Pular para o conteúdo principal

DEUS NÃO ESTÁ MORTO

 Para os cristãos essa afirmação é a base da sua fé. A crença na existência de um Deus todo poderoso que rege todo o universo. Para os estudiosos, é o ponto de partida para filosoficamente pensarmos sobre a nossa existência aqui na terra. Já para os ateus a afirmação se transforma em um questionamento sobre a fé cristã, partindo do pressuposto de que a Deus é uma grande invenção.
Deus não está morto (2014) é um titulo de um filme que conta a história de Josh (Shane Harper), um estudante de Filosofia, que tem sua fé desafiada pelo professor universitário Mr. Radisson (Kevin Sorbo).
Na sua primeira aula Mr. Radisson expõe de maneira convincente para seus alunos, através de pensamentos de vários filósofos, o ateísmo. Em seguida, exige que seus alunos  escrevam em um papel a frase “Deus está morto”. Essa é a primeira atividade.  Mostrando-se um professor altamente ditador, diz que quem não fizer o que ele pede, terá que sofrer a consequências.     
 Josh se nega a realizar a atividade e informa ao professor que ele não pode fazê-la, pois é cristão. O professor questiona o aluno que demonstra muita convicção nas sua crença religiosa. Em consequência, Mr. Radisson propõe que Josh apresente aos colegas o porquê dele acreditar que Deus não está morto. Isso ocorrerá durante três aulas de vinte minutos e o professor retirará 30% da nota final de sua matéria, se a palestra não for convincente. Josh aceita o desafio, e organiza várias frases de filósofos ateus que acabam contradizendo sua “fé” (ou falta dela). Josh descobre que o professor Mr.

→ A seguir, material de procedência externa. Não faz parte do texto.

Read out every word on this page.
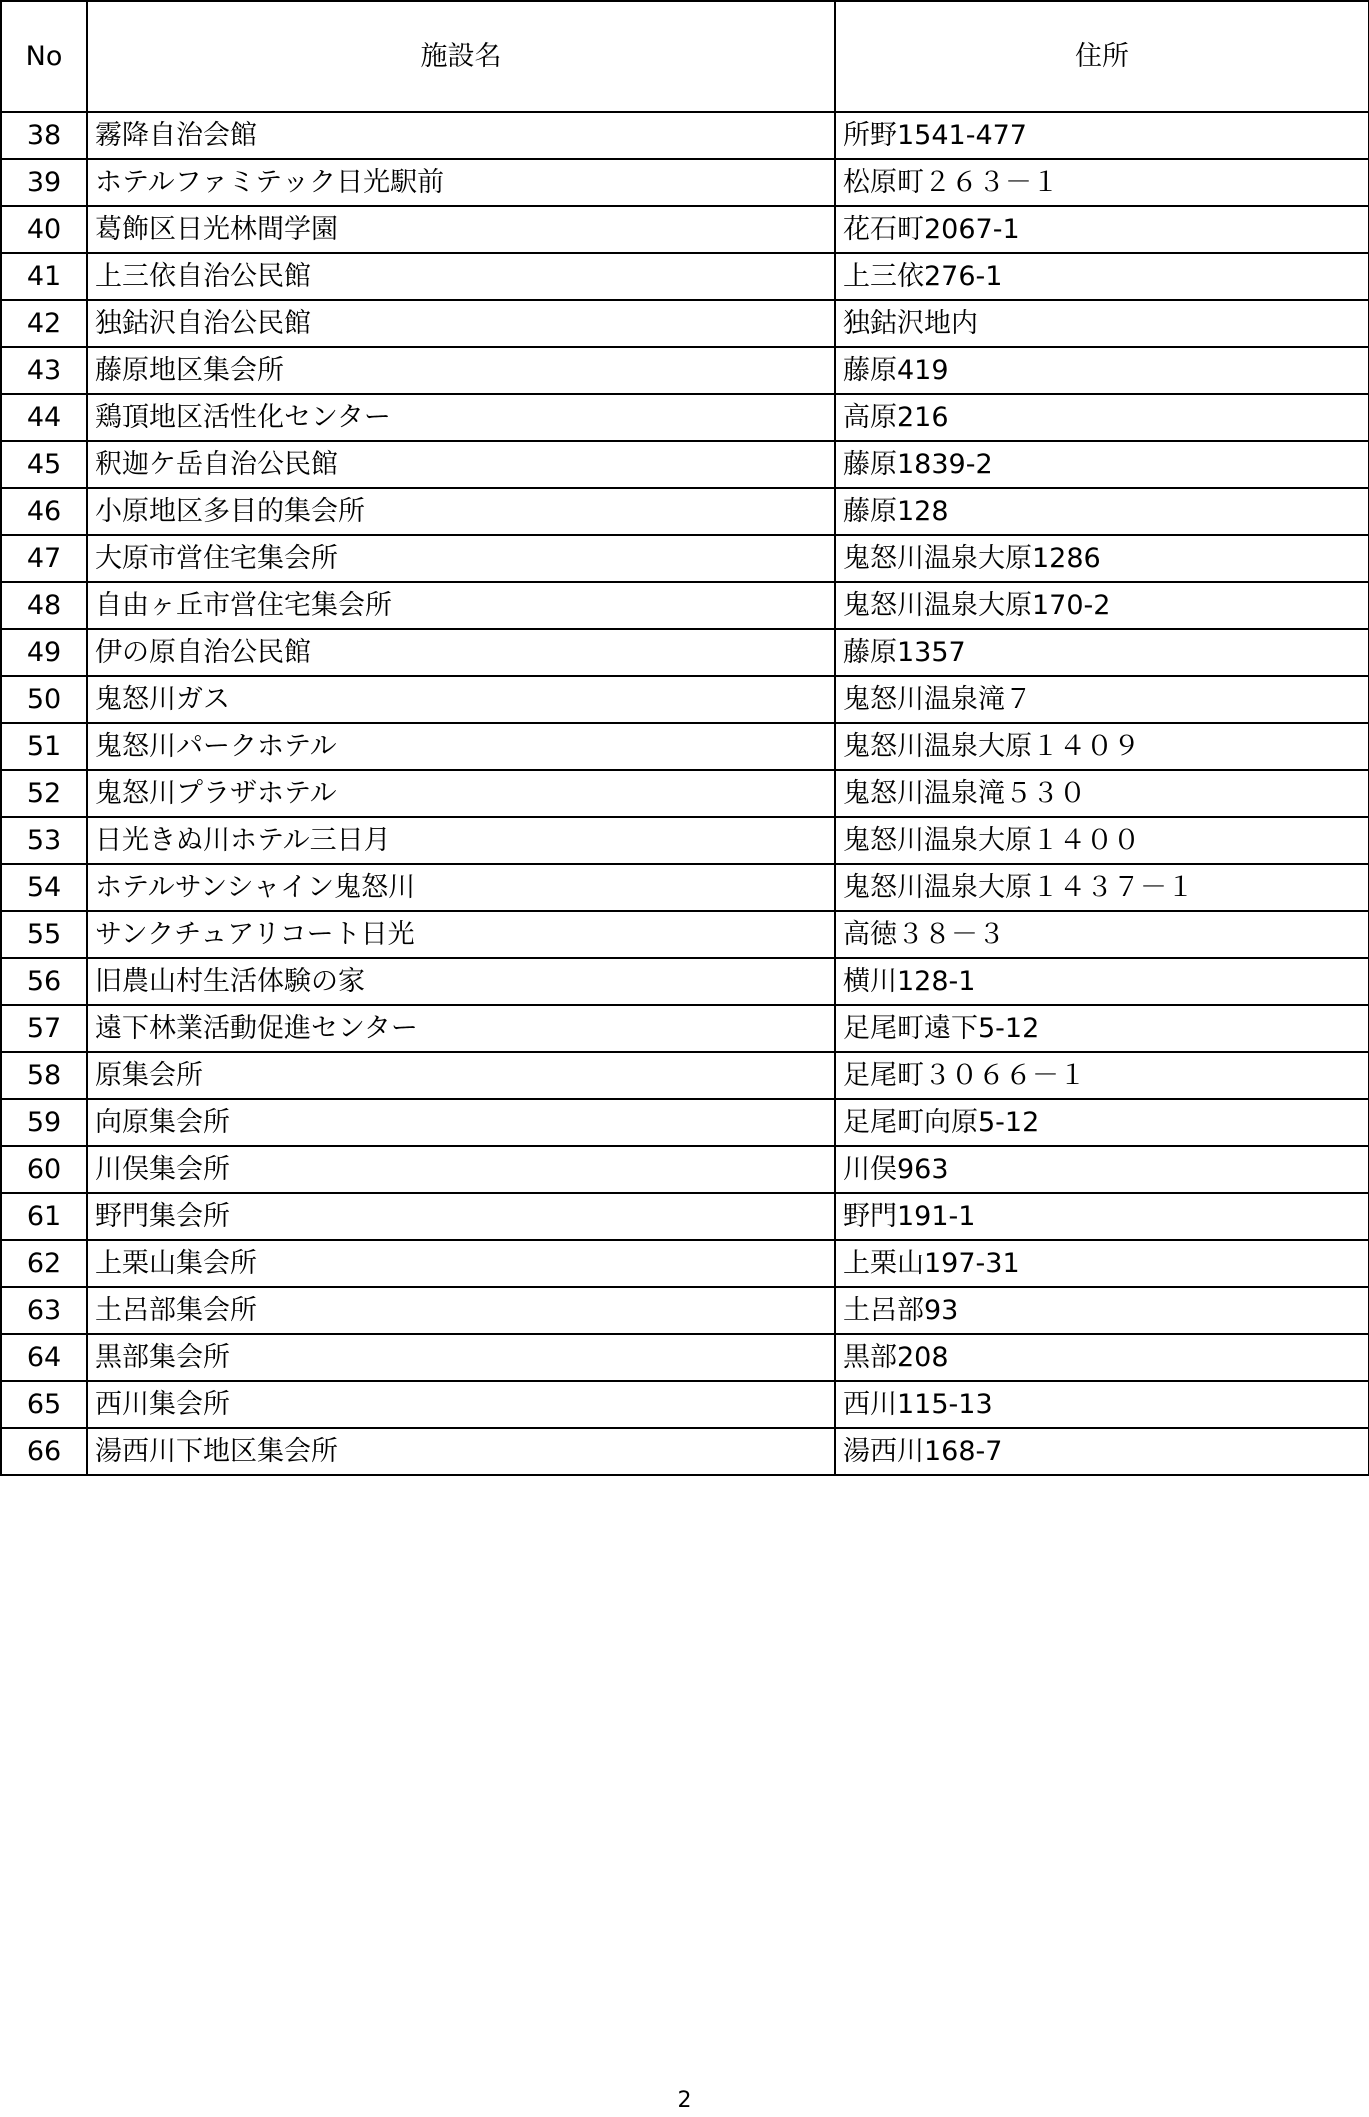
No	施設名	住所
38	霧降自治会館	所野1541-477
39	ホテルファミテック日光駅前	松原町２６３－１
40	葛飾区日光林間学園	花石町2067-1
41	上三依自治公民館	上三依276-1
42	独鈷沢自治公民館	独鈷沢地内
43	藤原地区集会所	藤原419
44	鶏頂地区活性化センター	高原216
45	釈迦ケ岳自治公民館	藤原1839-2
46	小原地区多目的集会所	藤原128
47	大原市営住宅集会所	鬼怒川温泉大原1286
48	自由ヶ丘市営住宅集会所	鬼怒川温泉大原170-2
49	伊の原自治公民館	藤原1357
50	鬼怒川ガス	鬼怒川温泉滝７
51	鬼怒川パークホテル	鬼怒川温泉大原１４０９
52	鬼怒川プラザホテル	鬼怒川温泉滝５３０
53	日光きぬ川ホテル三日月	鬼怒川温泉大原１４００
54	ホテルサンシャイン鬼怒川	鬼怒川温泉大原１４３７－１
55	サンクチュアリコート日光	高徳３８－３
56	旧農山村生活体験の家	横川128-1
57	遠下林業活動促進センター	足尾町遠下5-12
58	原集会所	足尾町３０６６－１
59	向原集会所	足尾町向原5-12
60	川俣集会所	川俣963
61	野門集会所	野門191-1
62	上栗山集会所	上栗山197-31
63	土呂部集会所	土呂部93
64	黒部集会所	黒部208
65	西川集会所	西川115-13
66	湯西川下地区集会所	湯西川168-7
2
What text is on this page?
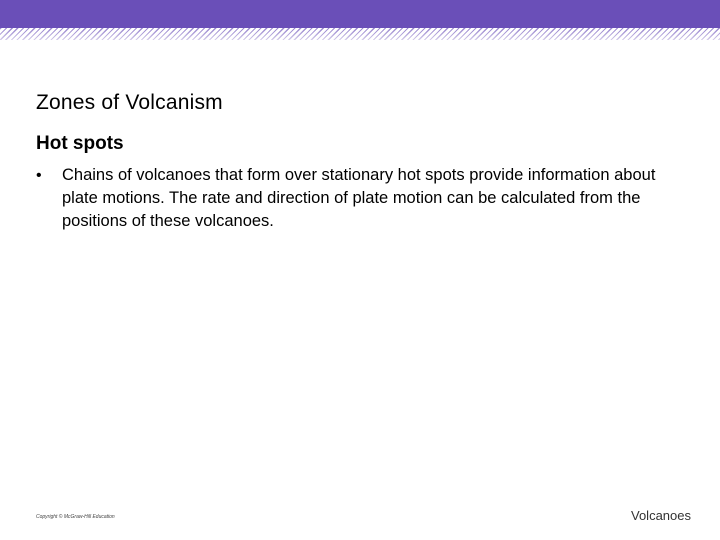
Zones of Volcanism
Hot spots
•	Chains of volcanoes that form over stationary hot spots provide information about plate motions. The rate and direction of plate motion can be calculated from the positions of these volcanoes.
Copyright © McGraw-Hill Education	Volcanoes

Radisson tornou-se ateu depois do falecimento da sua mãe. No terceiro e ultimo encontro ele acaba convencendo toda a turma na existência de Deus.  O filme também apresenta vários outros personagens que enfrentam situações parecidas com a de Josh, e que tentam de todas as maneiras provar a existência de Deus.

Um filme inspirador para os cristãos, daqueles que nos transforma, muda algo dentro de nós. Uma reafirmação da nossa fé cristã. Para os ateus, penso eu, uma provocação de suas crenças que talvez possibilite eles olharem a vida por outro ângulo.